Tom Jones and Amadeus are great movies. Modern Times is ok but not really my taste. Can’t remember Bread and Chocolate enough to know what I thought of it.
Wednesday, October 26, 2005, 12:57 PM
1) I believe the opening scene of a movie is important because it sets the overall tone of the movie and also serves to grab the attention of the moviegoer and keep them around for the length of the film. The first scene can explain a lot about the movie and its central characters in a very short time. For instance, in Franco Brusati’s Bread and Chocolate we learn a lot about the movies main character, Nino, through his actions and interactions with other people.
The movie begins with Nino in a public park. He is well dressed, leading viewers to believe he is someone important. However we quickly we learn who he really is. He loudly eats a sandwich and disrupts a group of musicians. Now it is a public park and he has a right to be there as much as them, but does he need to eat so loudly? Then he bothers a nanny while she tries to watch her charge. She does not want to talk to him but he persists anyway, pestering her with questions. He also invites himself into this boy’s game of soccer. We now know that Nino is rude and a pest with a very
self absorbed personality. We can understand his behavior the rest of the movie because we know who he is.
The major theme of Bread and Chocolate is Nino not fitting in anywhere Switzerland. He is rejected everywhere he goes and the people and places that don’t reject him, he rejects them instead. The opening sequence shows Nino trying to fit in where he doesn’t belong, a repeating theme throughout the movie.
2) The protagonist in Tom Jones is Tom Jones himself.
We meet him as a newborn baby and leave him as a young adult. He faces many obstacles in his life and they are all due to the fact that he is an orphan boy without real parents. Even though he is raised like he is the son of the landowner he is not actually a member of the family. He is technically an outsider to the family and to the town where he lives. These both allow him freedom while also placing obstacles in his path. Like Mozart Tom is a naïve and happy person, he does not understand the put-upon people must use to
get by and subsequently does not use them.
Tom does not pass from one stage of his life to another easily. Again he is an orphan, abandoned by his mother. Then he gets kicked out of the house through trickery by his step-brother. He gets into a fight with an army officer, gets robbed of all his money, is used by the aunt of his love and finally is framed for murder. Tom is a simpler happy person so is naturally a target for people looking to punish other people for their own shortcomings. Tom’s upbeat attitude and good heart get him through until the end when those that truly care for him finally expose themselves and come to his aid.
6) What separates great artists from regular people is recognition of natural ability followed with an insane dedication to that ability. While others are dedicating themselves to fitting in to society the artist practices and perfects their ability.
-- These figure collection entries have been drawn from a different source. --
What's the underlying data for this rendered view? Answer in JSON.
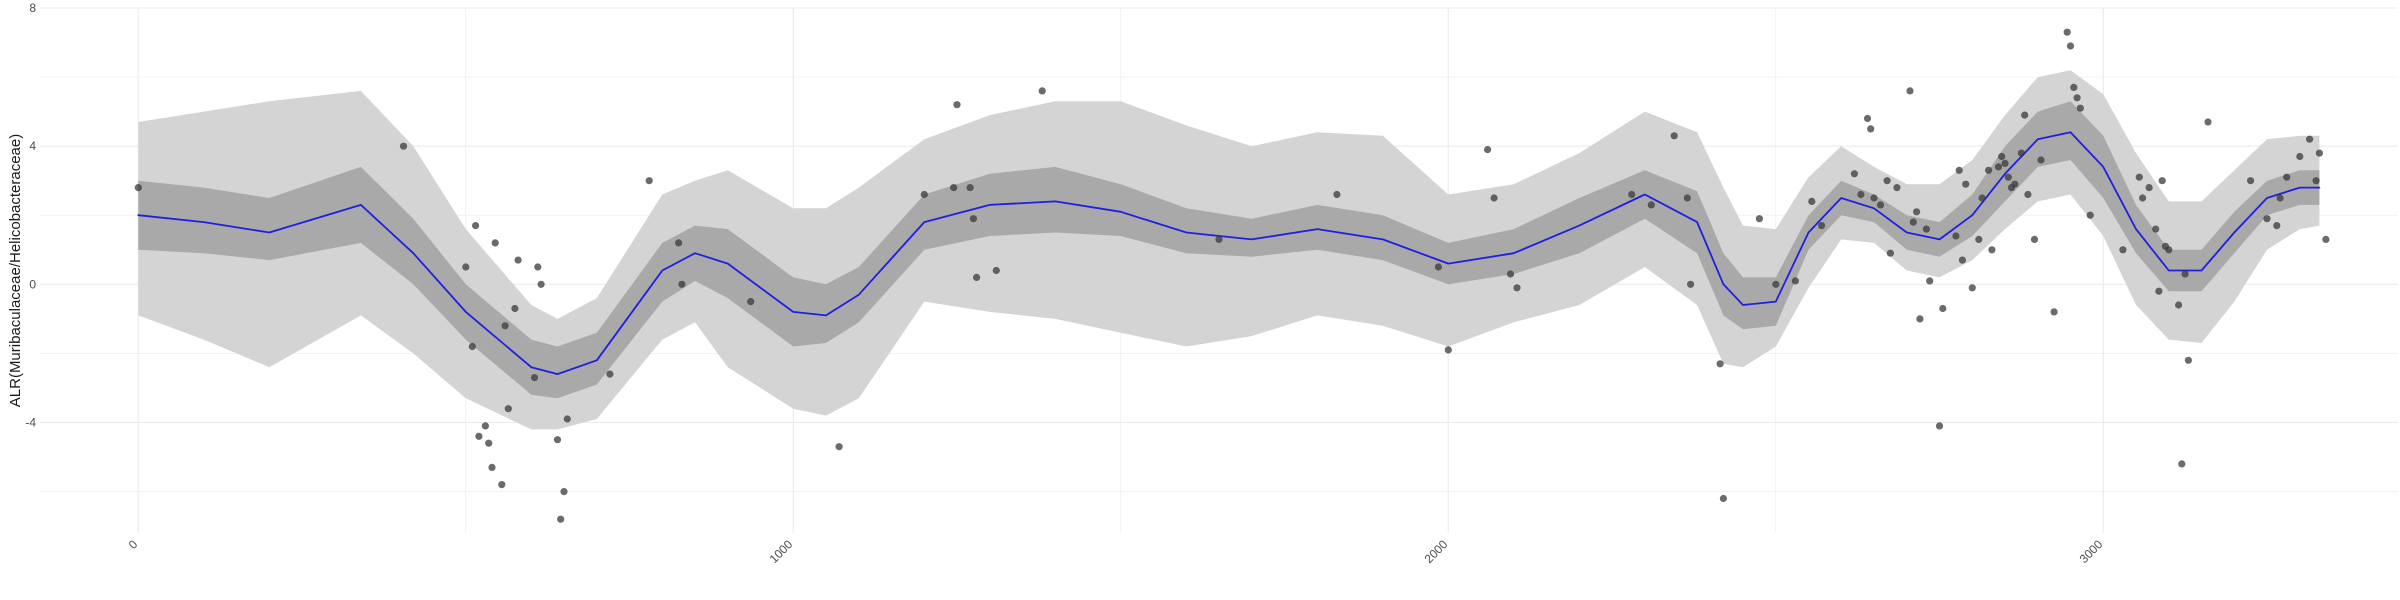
{
  "chart_data": {
    "type": "scatter",
    "title": "",
    "xlabel": "",
    "ylabel": "ALR(Muribaculaceae/Helicobacteraceae)",
    "xlim": [
      -150,
      3450
    ],
    "ylim": [
      -7.2,
      8
    ],
    "x_ticks": [
      0,
      1000,
      2000,
      3000
    ],
    "x_tick_labels": [
      "0",
      "1000",
      "2000",
      "3000"
    ],
    "y_ticks": [
      -4,
      0,
      4,
      8
    ],
    "y_tick_labels": [
      "-4",
      "0",
      "4",
      "8"
    ],
    "grid": true,
    "legend": "none",
    "colors": {
      "trend_line": "#1f1fe0",
      "outer_band": "#d4d4d4",
      "inner_band": "#a9a9a9",
      "points": "#3a3a3a",
      "grid": "#ebebeb"
    },
    "points": [
      [
        0,
        2.8
      ],
      [
        405,
        4.0
      ],
      [
        500,
        0.5
      ],
      [
        510,
        -1.8
      ],
      [
        515,
        1.7
      ],
      [
        520,
        -4.4
      ],
      [
        530,
        -4.1
      ],
      [
        535,
        -4.6
      ],
      [
        540,
        -5.3
      ],
      [
        545,
        1.2
      ],
      [
        555,
        -5.8
      ],
      [
        560,
        -1.2
      ],
      [
        565,
        -3.6
      ],
      [
        575,
        -0.7
      ],
      [
        580,
        0.7
      ],
      [
        605,
        -2.7
      ],
      [
        610,
        0.5
      ],
      [
        615,
        0.0
      ],
      [
        640,
        -4.5
      ],
      [
        645,
        -6.8
      ],
      [
        650,
        -6.0
      ],
      [
        655,
        -3.9
      ],
      [
        720,
        -2.6
      ],
      [
        780,
        3.0
      ],
      [
        825,
        1.2
      ],
      [
        830,
        0.0
      ],
      [
        935,
        -0.5
      ],
      [
        1070,
        -4.7
      ],
      [
        1200,
        2.6
      ],
      [
        1245,
        2.8
      ],
      [
        1250,
        5.2
      ],
      [
        1270,
        2.8
      ],
      [
        1275,
        1.9
      ],
      [
        1280,
        0.2
      ],
      [
        1310,
        0.4
      ],
      [
        1380,
        5.6
      ],
      [
        1650,
        1.3
      ],
      [
        1830,
        2.6
      ],
      [
        1985,
        0.5
      ],
      [
        2000,
        -1.9
      ],
      [
        2060,
        3.9
      ],
      [
        2070,
        2.5
      ],
      [
        2095,
        0.3
      ],
      [
        2105,
        -0.1
      ],
      [
        2280,
        2.6
      ],
      [
        2310,
        2.3
      ],
      [
        2345,
        4.3
      ],
      [
        2365,
        2.5
      ],
      [
        2370,
        0.0
      ],
      [
        2415,
        -2.3
      ],
      [
        2420,
        -6.2
      ],
      [
        2475,
        1.9
      ],
      [
        2500,
        0.0
      ],
      [
        2530,
        0.1
      ],
      [
        2555,
        2.4
      ],
      [
        2570,
        1.7
      ],
      [
        2620,
        3.2
      ],
      [
        2630,
        2.6
      ],
      [
        2640,
        4.8
      ],
      [
        2645,
        4.5
      ],
      [
        2650,
        2.5
      ],
      [
        2660,
        2.3
      ],
      [
        2670,
        3.0
      ],
      [
        2675,
        0.9
      ],
      [
        2685,
        2.8
      ],
      [
        2705,
        5.6
      ],
      [
        2710,
        1.8
      ],
      [
        2715,
        2.1
      ],
      [
        2720,
        -1.0
      ],
      [
        2730,
        1.6
      ],
      [
        2735,
        0.1
      ],
      [
        2750,
        -4.1
      ],
      [
        2755,
        -0.7
      ],
      [
        2775,
        1.4
      ],
      [
        2780,
        3.3
      ],
      [
        2785,
        0.7
      ],
      [
        2790,
        2.9
      ],
      [
        2800,
        -0.1
      ],
      [
        2810,
        1.3
      ],
      [
        2815,
        2.5
      ],
      [
        2825,
        3.3
      ],
      [
        2830,
        1.0
      ],
      [
        2840,
        3.4
      ],
      [
        2845,
        3.7
      ],
      [
        2850,
        3.5
      ],
      [
        2855,
        3.1
      ],
      [
        2860,
        2.8
      ],
      [
        2865,
        2.9
      ],
      [
        2875,
        3.8
      ],
      [
        2880,
        4.9
      ],
      [
        2885,
        2.6
      ],
      [
        2895,
        1.3
      ],
      [
        2905,
        3.6
      ],
      [
        2925,
        -0.8
      ],
      [
        2945,
        7.3
      ],
      [
        2950,
        6.9
      ],
      [
        2955,
        5.7
      ],
      [
        2960,
        5.4
      ],
      [
        2965,
        5.1
      ],
      [
        2980,
        2.0
      ],
      [
        3030,
        1.0
      ],
      [
        3055,
        3.1
      ],
      [
        3060,
        2.5
      ],
      [
        3070,
        2.8
      ],
      [
        3080,
        1.6
      ],
      [
        3085,
        -0.2
      ],
      [
        3090,
        3.0
      ],
      [
        3095,
        1.1
      ],
      [
        3100,
        1.0
      ],
      [
        3115,
        -0.6
      ],
      [
        3120,
        -5.2
      ],
      [
        3125,
        0.3
      ],
      [
        3130,
        -2.2
      ],
      [
        3160,
        4.7
      ],
      [
        3225,
        3.0
      ],
      [
        3250,
        1.9
      ],
      [
        3265,
        1.7
      ],
      [
        3270,
        2.5
      ],
      [
        3280,
        3.1
      ],
      [
        3300,
        3.7
      ],
      [
        3315,
        4.2
      ],
      [
        3330,
        3.8
      ],
      [
        3340,
        1.3
      ],
      [
        3325,
        3.0
      ]
    ],
    "trend": {
      "x": [
        0,
        100,
        200,
        340,
        420,
        500,
        600,
        640,
        700,
        800,
        850,
        900,
        1000,
        1050,
        1100,
        1200,
        1300,
        1400,
        1500,
        1600,
        1700,
        1800,
        1900,
        2000,
        2100,
        2200,
        2300,
        2380,
        2420,
        2450,
        2500,
        2550,
        2600,
        2650,
        2700,
        2750,
        2800,
        2850,
        2900,
        2950,
        3000,
        3050,
        3100,
        3150,
        3200,
        3250,
        3300,
        3330
      ],
      "y": [
        2.0,
        1.8,
        1.5,
        2.3,
        0.9,
        -0.8,
        -2.4,
        -2.6,
        -2.2,
        0.4,
        0.9,
        0.6,
        -0.8,
        -0.9,
        -0.3,
        1.8,
        2.3,
        2.4,
        2.1,
        1.5,
        1.3,
        1.6,
        1.3,
        0.6,
        0.9,
        1.7,
        2.6,
        1.8,
        0.0,
        -0.6,
        -0.5,
        1.5,
        2.5,
        2.2,
        1.5,
        1.3,
        2.0,
        3.2,
        4.2,
        4.4,
        3.4,
        1.6,
        0.4,
        0.4,
        1.5,
        2.5,
        2.8,
        2.8
      ],
      "ci_inner_lower": [
        1.0,
        0.9,
        0.7,
        1.2,
        0.0,
        -1.6,
        -3.2,
        -3.3,
        -2.9,
        -0.5,
        0.1,
        -0.4,
        -1.8,
        -1.7,
        -1.1,
        1.0,
        1.4,
        1.5,
        1.4,
        0.9,
        0.8,
        1.0,
        0.7,
        0.0,
        0.3,
        0.9,
        1.9,
        0.9,
        -0.9,
        -1.3,
        -1.2,
        1.0,
        2.0,
        1.8,
        1.0,
        0.8,
        1.4,
        2.4,
        3.4,
        3.6,
        2.5,
        0.9,
        -0.2,
        -0.2,
        0.9,
        2.0,
        2.3,
        2.3
      ],
      "ci_inner_upper": [
        3.0,
        2.8,
        2.5,
        3.4,
        1.9,
        0.0,
        -1.6,
        -1.8,
        -1.4,
        1.2,
        1.7,
        1.6,
        0.2,
        0.0,
        0.5,
        2.6,
        3.2,
        3.4,
        2.9,
        2.2,
        1.9,
        2.3,
        2.0,
        1.2,
        1.6,
        2.5,
        3.3,
        2.7,
        0.9,
        0.2,
        0.2,
        2.0,
        3.0,
        2.6,
        2.0,
        1.8,
        2.6,
        4.0,
        5.0,
        5.3,
        4.3,
        2.3,
        1.0,
        1.0,
        2.1,
        3.0,
        3.3,
        3.3
      ],
      "ci_outer_lower": [
        -0.9,
        -1.6,
        -2.4,
        -0.9,
        -2.0,
        -3.3,
        -4.2,
        -4.2,
        -3.9,
        -1.6,
        -1.1,
        -2.4,
        -3.6,
        -3.8,
        -3.3,
        -0.5,
        -0.8,
        -1.0,
        -1.4,
        -1.8,
        -1.5,
        -0.9,
        -1.2,
        -1.8,
        -1.1,
        -0.6,
        0.5,
        -0.6,
        -2.3,
        -2.4,
        -1.8,
        -0.1,
        1.3,
        1.2,
        0.4,
        0.2,
        0.7,
        1.6,
        2.4,
        2.6,
        1.4,
        -0.6,
        -1.6,
        -1.7,
        -0.5,
        1.0,
        1.6,
        1.7
      ],
      "ci_outer_upper": [
        4.7,
        5.0,
        5.3,
        5.6,
        4.0,
        1.6,
        -0.6,
        -1.0,
        -0.4,
        2.6,
        3.0,
        3.3,
        2.2,
        2.2,
        2.8,
        4.2,
        4.9,
        5.3,
        5.3,
        4.6,
        4.0,
        4.4,
        4.3,
        2.6,
        2.9,
        3.8,
        5.0,
        4.4,
        2.8,
        1.7,
        1.6,
        3.1,
        4.0,
        3.4,
        2.9,
        2.9,
        3.6,
        4.9,
        6.0,
        6.2,
        5.5,
        3.8,
        2.4,
        2.4,
        3.3,
        4.2,
        4.3,
        4.3
      ]
    }
  }
}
There is a trade-off as the artist is typically misunderstood as people try to make them conform to society’s rules and standards. Mozart was frowned upon because he laughed and let his music go naturally to its
destination. He lived in a world of kings and because he wasn’t royalty he was somehow less a person. He was superior because of his talent but that didn’t matter to people whose only purpose was to acquire power and money for themselves. Unlike Mozart, Joe Gideon was actually the king of his little world, everything revolved around him, people wanted to fit into his world. He was in charge so he didn’t have to tip toe around pleasing people. This may have been his downfall as no one was in a position to talk him out of his bad habits; he was the king and nobody tells the king what to do. Mozart as we saw had the ruling class working against him; they hated and resented his ability and carefree attitude and wanted to destroy him because of it.
When we look back at certain times in history it is the greatest people of that time whom we remember. I had never heard of Salieri until I first saw Amadeus but of course I knew who Mozart was. The king of Austria and his court were also unfamiliar to me. An academic may know them but the average person does not. The same with contemporary people like Bob Fosse. His musicals are performed over and over again even after his death but men with the money, who are they? The artist adds everlasting beauty and joy to the world.
3) Charlie Chaplin’s Little Tramp is like someone banging their head against a wall. He fights and fights and fights against the powers that be, he never wins and he never gives up the fight. He is not the typical person. Performing tasks repeatedly are not for him. He could go be an artist somewhere but in Modern Times he has a point to get across. Are people machines to be used until they break down and get replaced? Well in society’s view people are merely machines or tools to be used. It has been that way ever since it was decided that humans needed a ruling class. It was made worse with the industrial revolution when it was discovered rich people could be made that much wealthier off the labor of others. The Little Tramp is stuck in this position in the beginning of the movie. When fired from his job he is temporarily freed from his chains but society doesn’t want free people and drags him back in. He
continues to fight even though he does not know he is fighting. He merely wants to live and get by but seemingly has no idea to the amount of rules placed on the average person. Ever step he takes leads him into another wall. He never really interacts with the world. He is another artistic minded person who can’t fit in and is punished for it.